Inclusion criteria consisted of: (1) the study design was a cohort study; (2) the study populations should be patients with either T1DM or T2DM, or the association between DR and CV disease was assessed separately in different diabetes types; (3) the included study should report data on the first attack of fatal and/or nonfatal CV disease, rather than the recurrent CV disease or with previous surgery; (4) the study should be written in English; and (5) the study should not be a letter, review, and commentary article. The quality of the cohort studies was assessed using the Newcastle–Ottawa scales. Articles with a score of 6 or higher were considered of high quality.

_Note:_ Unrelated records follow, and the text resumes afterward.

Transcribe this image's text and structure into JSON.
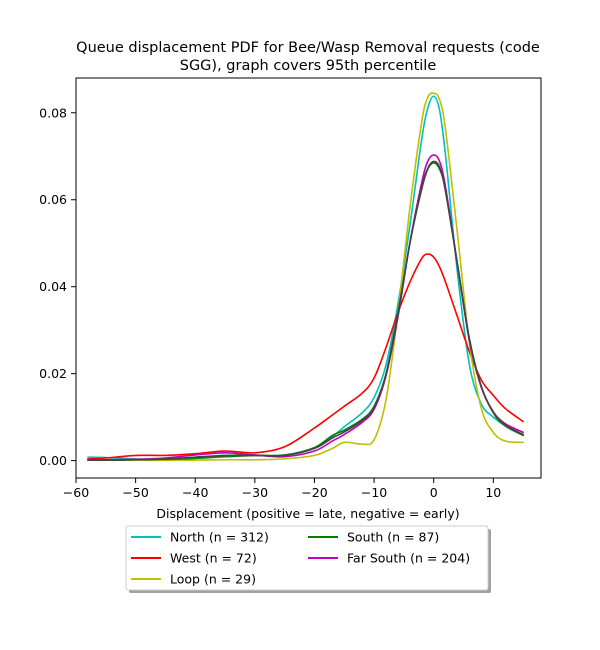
{
  "chart_data": {
    "type": "line",
    "title": [
      "Queue displacement PDF for Bee/Wasp Removal  requests (code",
      "SGG), graph covers 95th percentile"
    ],
    "xlabel": "Displacement (positive = late, negative = early)",
    "ylabel": "",
    "xlim": [
      -60,
      18
    ],
    "ylim": [
      -0.004,
      0.088
    ],
    "xticks": [
      -60,
      -50,
      -40,
      -30,
      -20,
      -10,
      0,
      10
    ],
    "xtick_labels": [
      "−60",
      "−50",
      "−40",
      "−30",
      "−20",
      "−10",
      "0",
      "10"
    ],
    "yticks": [
      0.0,
      0.02,
      0.04,
      0.06,
      0.08
    ],
    "ytick_labels": [
      "0.00",
      "0.02",
      "0.04",
      "0.06",
      "0.08"
    ],
    "grid": false,
    "legend_position": "below-center",
    "x": [
      -58,
      -55,
      -50,
      -45,
      -40,
      -35,
      -30,
      -25,
      -20,
      -17,
      -15,
      -12,
      -10,
      -8,
      -6,
      -4,
      -2,
      -1,
      0,
      1,
      2,
      4,
      6,
      8,
      10,
      12,
      15
    ],
    "series": [
      {
        "name": "North (n = 312)",
        "color": "#00bfbf",
        "values": [
          0.0008,
          0.0007,
          0.0004,
          0.0003,
          0.0006,
          0.0012,
          0.0012,
          0.0012,
          0.0028,
          0.0055,
          0.0078,
          0.011,
          0.0145,
          0.022,
          0.036,
          0.054,
          0.074,
          0.081,
          0.0838,
          0.0805,
          0.07,
          0.043,
          0.022,
          0.013,
          0.01,
          0.008,
          0.006
        ]
      },
      {
        "name": "West (n = 72)",
        "color": "#ff0000",
        "values": [
          0.0004,
          0.0006,
          0.0012,
          0.0012,
          0.0016,
          0.0022,
          0.0018,
          0.0032,
          0.0075,
          0.0105,
          0.0125,
          0.0155,
          0.019,
          0.026,
          0.034,
          0.041,
          0.0465,
          0.0475,
          0.0468,
          0.0445,
          0.041,
          0.033,
          0.025,
          0.0185,
          0.015,
          0.012,
          0.009
        ]
      },
      {
        "name": "Loop (n = 29)",
        "color": "#bfbf00",
        "values": [
          0.0001,
          0.0001,
          0.0001,
          0.0001,
          0.0001,
          0.0002,
          0.0002,
          0.0004,
          0.0012,
          0.0028,
          0.0042,
          0.0038,
          0.0048,
          0.014,
          0.034,
          0.058,
          0.078,
          0.0835,
          0.0845,
          0.083,
          0.076,
          0.052,
          0.027,
          0.012,
          0.0065,
          0.0045,
          0.0042
        ]
      },
      {
        "name": "South (n = 87)",
        "color": "#008000",
        "values": [
          0.0001,
          0.0001,
          0.0002,
          0.0003,
          0.0005,
          0.0009,
          0.0012,
          0.0013,
          0.003,
          0.0058,
          0.007,
          0.0095,
          0.0125,
          0.02,
          0.034,
          0.05,
          0.0625,
          0.067,
          0.0685,
          0.067,
          0.062,
          0.045,
          0.028,
          0.017,
          0.011,
          0.008,
          0.0058
        ]
      },
      {
        "name": "Far South (n = 204)",
        "color": "#bf00bf",
        "values": [
          0.0002,
          0.0002,
          0.0003,
          0.0006,
          0.0013,
          0.0018,
          0.0013,
          0.0009,
          0.0022,
          0.0045,
          0.006,
          0.0088,
          0.0118,
          0.0195,
          0.033,
          0.05,
          0.064,
          0.0688,
          0.0703,
          0.0688,
          0.0628,
          0.045,
          0.0275,
          0.0168,
          0.0112,
          0.0085,
          0.0065
        ]
      },
      {
        "name": "",
        "color": "#444444",
        "values": [
          0.0001,
          0.0001,
          0.0002,
          0.0004,
          0.0008,
          0.0012,
          0.0012,
          0.0012,
          0.0028,
          0.0052,
          0.0066,
          0.0092,
          0.0122,
          0.0198,
          0.0335,
          0.05,
          0.0628,
          0.0672,
          0.0688,
          0.0675,
          0.0618,
          0.045,
          0.0278,
          0.017,
          0.0112,
          0.0082,
          0.006
        ]
      }
    ],
    "legend": [
      {
        "label": "North (n = 312)",
        "color": "#00bfbf"
      },
      {
        "label": "South (n = 87)",
        "color": "#008000"
      },
      {
        "label": "West (n = 72)",
        "color": "#ff0000"
      },
      {
        "label": "Far South (n = 204)",
        "color": "#bf00bf"
      },
      {
        "label": "Loop (n = 29)",
        "color": "#bfbf00"
      }
    ]
  }
}
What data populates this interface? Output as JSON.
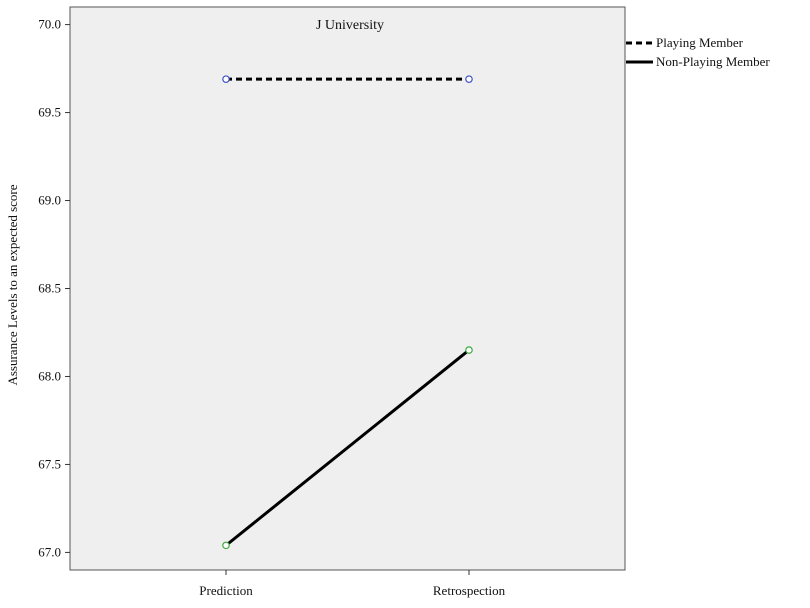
{
  "chart_data": {
    "type": "line",
    "title": "J University",
    "xlabel": "",
    "ylabel": "Assurance Levels to an expected score",
    "categories": [
      "Prediction",
      "Retrospection"
    ],
    "ylim": [
      66.9,
      70.1
    ],
    "yticks": [
      "67.0",
      "67.5",
      "68.0",
      "68.5",
      "69.0",
      "69.5",
      "70.0"
    ],
    "yticks_values": [
      67.0,
      67.5,
      68.0,
      68.5,
      69.0,
      69.5,
      70.0
    ],
    "grid": false,
    "legend_position": "right, outside plot",
    "series": [
      {
        "name": "Playing Member",
        "values": [
          69.69,
          69.69
        ],
        "line_style": "dashed",
        "line_color": "#000000",
        "marker_color": "#3b4fc4"
      },
      {
        "name": "Non-Playing Member",
        "values": [
          67.04,
          68.15
        ],
        "line_style": "solid",
        "line_color": "#000000",
        "marker_color": "#3daa3d"
      }
    ],
    "plot_background": "#efefef"
  }
}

Authors conducted a search on MEDLINE and EMBASE from their inception to October 2015. Authors restricted to studies that reported the following diseases as an outcome: fatal or nonfatal CV disease, cerebrovascular disease, CHD, and stroke. The following search terms without restrictions: “retinopathy” and (“coronary” or “myocardial” or “stroke” or “cardiovascular disease” or “cerebrovascular diseases”) and “diabetes.” In addition, authors further manually searched the reference list of identified reviews and research articles to include any eligible study.

The data were collected using a form incorporating study details (author name, publication year, etc.) and characteristics of the study population (age, percentage of male patients, etc.), as well as the definition and evaluation criteria for DR and CV disease.

Potential publication bias was visually inspected through Begg’s funnel plot. We further performed Begg’s andEgger’s tests, and a P value less than .05 indicated significant publication bias. RR was used to measure the association between DR and CV disease risk across studies. Subgroup analyses were conducted based on diabetes types. To explore the potential causes of the heterogeneity, authors performed meta-regression analysis. To assess the influence of single study, a “leave-one-out” sensitivity analysis was conducted by omitting 1 study at a time. The meta-analysis and statistical analyses were performed using Review Manager software.

Applicability/external validity:

Authors noted that results of this review indicated that the presence of DR might provide more accurate CV risk stratification in patients with diabetes.

Geographic focus:

Authors did not include studies conducted on low- and middle-income countries and did not discuss how findings may be applicable to these settings.

Summary of quality assessment:

Overall, low confidence was attributed in the conclusions about the effects of this review. Authors did not report if screening of eligible studies and data extraction of included studies were conducted by two reviewers independently, avoiding biases. In addition, authors did not conduct a thorough search of the literature to ensure that all relevant studies were included in the review.